Ela se escondeu atrás de uma árvore grossa, a cerca de cinquenta metros da casa. A brisa noturna era fria. O tempo passou, marcado apenas pelo bater de seu próprio coração. Cinco minutos. Dez.
E então, veio.
Não era um som alto. Era um sussurro metálico e rítmico, cortando a quietude noturna com uma precisão fantasmagórica.
Tic-tac-tac... tic... tic-tac...
Código Morse.
Vinha da janela aberta do sótão. Fraco, mas claro. O som de um manipulador telegráfico sendo acionado com urgência contida. Zé Lopes estava transmitindo.
Alice não sabia Morse. Mas o simples som era a confirmação. O fantasma do rio estava ganhando voz. O Arquivo das Sombras estava sendo vomitado para o éter, em pulsos elétricos que viajariam para estações-relé na Europa, na América do Norte, se transformariam em palavras em máquinas de escrever em redações de jornal, em relatórios de agências de inteligência.
Um sorriso feroz e aliviado esticou seus lábios no escuro. A primeira parte funcionara.
Ela ficou ali por mais alguns minutos, ouvindo aquele som hipnótico e potente. Até que, de repente, ele parou. Um silêncio abrupto. Sua mão agarrou o xale. O que acontecera? Ele terminou? Foi interrompido?

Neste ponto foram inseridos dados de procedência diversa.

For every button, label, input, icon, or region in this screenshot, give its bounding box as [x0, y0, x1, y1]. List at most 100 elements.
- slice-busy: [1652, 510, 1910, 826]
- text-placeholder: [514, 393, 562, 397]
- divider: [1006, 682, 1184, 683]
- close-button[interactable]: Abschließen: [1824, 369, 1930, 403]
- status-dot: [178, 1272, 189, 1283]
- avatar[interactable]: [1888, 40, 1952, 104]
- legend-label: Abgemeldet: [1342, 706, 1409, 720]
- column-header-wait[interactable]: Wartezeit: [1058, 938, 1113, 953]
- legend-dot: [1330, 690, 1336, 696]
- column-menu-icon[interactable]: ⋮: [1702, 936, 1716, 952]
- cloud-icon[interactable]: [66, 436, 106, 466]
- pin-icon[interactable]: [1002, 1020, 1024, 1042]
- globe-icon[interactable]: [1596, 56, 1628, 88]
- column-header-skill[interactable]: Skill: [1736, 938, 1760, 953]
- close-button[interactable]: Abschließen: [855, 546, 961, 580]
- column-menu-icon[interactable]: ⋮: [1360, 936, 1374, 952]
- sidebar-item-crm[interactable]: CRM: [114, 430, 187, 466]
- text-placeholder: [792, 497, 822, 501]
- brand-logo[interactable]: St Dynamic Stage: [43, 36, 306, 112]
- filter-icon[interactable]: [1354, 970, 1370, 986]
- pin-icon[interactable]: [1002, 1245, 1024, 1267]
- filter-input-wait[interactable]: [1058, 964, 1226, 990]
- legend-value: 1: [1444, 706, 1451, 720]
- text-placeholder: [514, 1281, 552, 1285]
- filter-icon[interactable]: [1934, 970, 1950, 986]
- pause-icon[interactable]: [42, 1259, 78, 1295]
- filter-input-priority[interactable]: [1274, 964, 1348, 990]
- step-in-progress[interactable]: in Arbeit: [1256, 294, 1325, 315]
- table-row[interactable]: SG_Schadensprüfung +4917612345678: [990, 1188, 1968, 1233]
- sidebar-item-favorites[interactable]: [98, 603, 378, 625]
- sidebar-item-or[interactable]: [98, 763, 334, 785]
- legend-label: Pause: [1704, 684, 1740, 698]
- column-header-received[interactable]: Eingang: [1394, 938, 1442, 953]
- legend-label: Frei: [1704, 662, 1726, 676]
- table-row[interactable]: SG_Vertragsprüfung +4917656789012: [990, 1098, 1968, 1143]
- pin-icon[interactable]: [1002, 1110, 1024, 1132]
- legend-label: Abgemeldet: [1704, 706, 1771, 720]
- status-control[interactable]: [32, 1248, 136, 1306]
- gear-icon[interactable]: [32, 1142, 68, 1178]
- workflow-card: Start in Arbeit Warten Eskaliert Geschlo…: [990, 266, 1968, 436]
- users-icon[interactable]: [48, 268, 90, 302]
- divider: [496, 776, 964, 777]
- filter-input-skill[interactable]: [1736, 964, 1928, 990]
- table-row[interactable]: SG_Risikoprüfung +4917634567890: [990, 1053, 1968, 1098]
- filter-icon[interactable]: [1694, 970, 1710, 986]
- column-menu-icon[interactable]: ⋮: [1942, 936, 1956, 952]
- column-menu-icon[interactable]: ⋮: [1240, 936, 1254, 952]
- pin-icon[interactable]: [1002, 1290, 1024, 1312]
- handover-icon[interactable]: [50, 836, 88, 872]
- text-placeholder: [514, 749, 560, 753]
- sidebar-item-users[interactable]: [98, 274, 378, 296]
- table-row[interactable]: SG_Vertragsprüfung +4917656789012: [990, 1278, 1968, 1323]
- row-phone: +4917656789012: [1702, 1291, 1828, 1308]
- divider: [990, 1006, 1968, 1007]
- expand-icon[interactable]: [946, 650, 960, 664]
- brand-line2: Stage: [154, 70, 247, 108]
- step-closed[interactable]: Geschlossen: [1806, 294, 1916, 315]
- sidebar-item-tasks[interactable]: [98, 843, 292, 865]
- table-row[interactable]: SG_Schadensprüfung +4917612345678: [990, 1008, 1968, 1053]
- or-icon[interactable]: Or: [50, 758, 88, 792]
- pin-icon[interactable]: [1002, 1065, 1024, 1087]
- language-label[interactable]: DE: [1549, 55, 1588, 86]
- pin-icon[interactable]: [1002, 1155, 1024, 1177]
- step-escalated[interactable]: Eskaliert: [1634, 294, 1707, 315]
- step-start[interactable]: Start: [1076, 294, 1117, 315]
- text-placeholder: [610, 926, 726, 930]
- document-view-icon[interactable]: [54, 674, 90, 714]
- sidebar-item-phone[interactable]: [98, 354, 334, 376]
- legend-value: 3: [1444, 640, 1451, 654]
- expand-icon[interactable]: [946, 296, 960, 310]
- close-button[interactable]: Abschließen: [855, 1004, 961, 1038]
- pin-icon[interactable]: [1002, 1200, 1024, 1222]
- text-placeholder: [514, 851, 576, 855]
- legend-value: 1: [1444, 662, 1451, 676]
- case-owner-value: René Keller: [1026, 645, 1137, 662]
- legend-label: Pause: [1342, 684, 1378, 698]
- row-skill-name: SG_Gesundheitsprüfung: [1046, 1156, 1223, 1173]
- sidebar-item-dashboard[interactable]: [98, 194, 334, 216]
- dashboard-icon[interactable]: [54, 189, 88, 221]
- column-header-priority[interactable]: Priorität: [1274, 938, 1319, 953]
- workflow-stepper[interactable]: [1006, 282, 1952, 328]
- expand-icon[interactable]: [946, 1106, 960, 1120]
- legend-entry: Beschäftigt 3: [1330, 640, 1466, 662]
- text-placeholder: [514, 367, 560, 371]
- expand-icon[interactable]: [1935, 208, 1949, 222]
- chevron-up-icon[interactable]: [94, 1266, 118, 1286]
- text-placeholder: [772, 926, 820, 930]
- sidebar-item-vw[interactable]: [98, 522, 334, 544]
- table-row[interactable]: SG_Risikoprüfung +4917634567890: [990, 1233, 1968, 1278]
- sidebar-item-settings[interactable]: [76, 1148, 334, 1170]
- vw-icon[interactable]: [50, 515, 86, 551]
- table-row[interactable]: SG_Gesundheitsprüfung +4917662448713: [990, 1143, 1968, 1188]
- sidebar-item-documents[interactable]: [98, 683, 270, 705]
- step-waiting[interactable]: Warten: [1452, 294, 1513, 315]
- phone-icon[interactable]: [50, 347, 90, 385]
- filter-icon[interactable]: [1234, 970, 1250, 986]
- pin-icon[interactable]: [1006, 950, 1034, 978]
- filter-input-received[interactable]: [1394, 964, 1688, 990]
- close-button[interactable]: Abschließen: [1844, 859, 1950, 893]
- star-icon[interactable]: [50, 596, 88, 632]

Passaram-se trinta segundos de angústia. Então, a transmissão recomeçou, mas mais lenta, mais espaçada. Talvez ele estivesse mudando de frequência, cifrando uma nova parte.
Era o suficiente. A missão dela ali estava cumprida. Alice começou a recuar, mantendo os olhos fixos na janela escura, até que a casa desapareceu atrás das outras.
Quando chegou na curva, quase colidiu com a massa silenciosa de Nelsinho. Ele ergueu uma mão, um gesto de pergunta.
"Está tocando," ela sussurrou. "O rádio está falando."
Nelsinho não disse nada. Apenas virou-se e começou a caminhar de volta para o caminhão, seu passo um pouco mais rápido. Alice o seguiu. Eles não precisavam de palavras. O estopim estava aceso. Agora, eles precisavam sumir dali antes que a faísca alcançasse o barril de pólvora.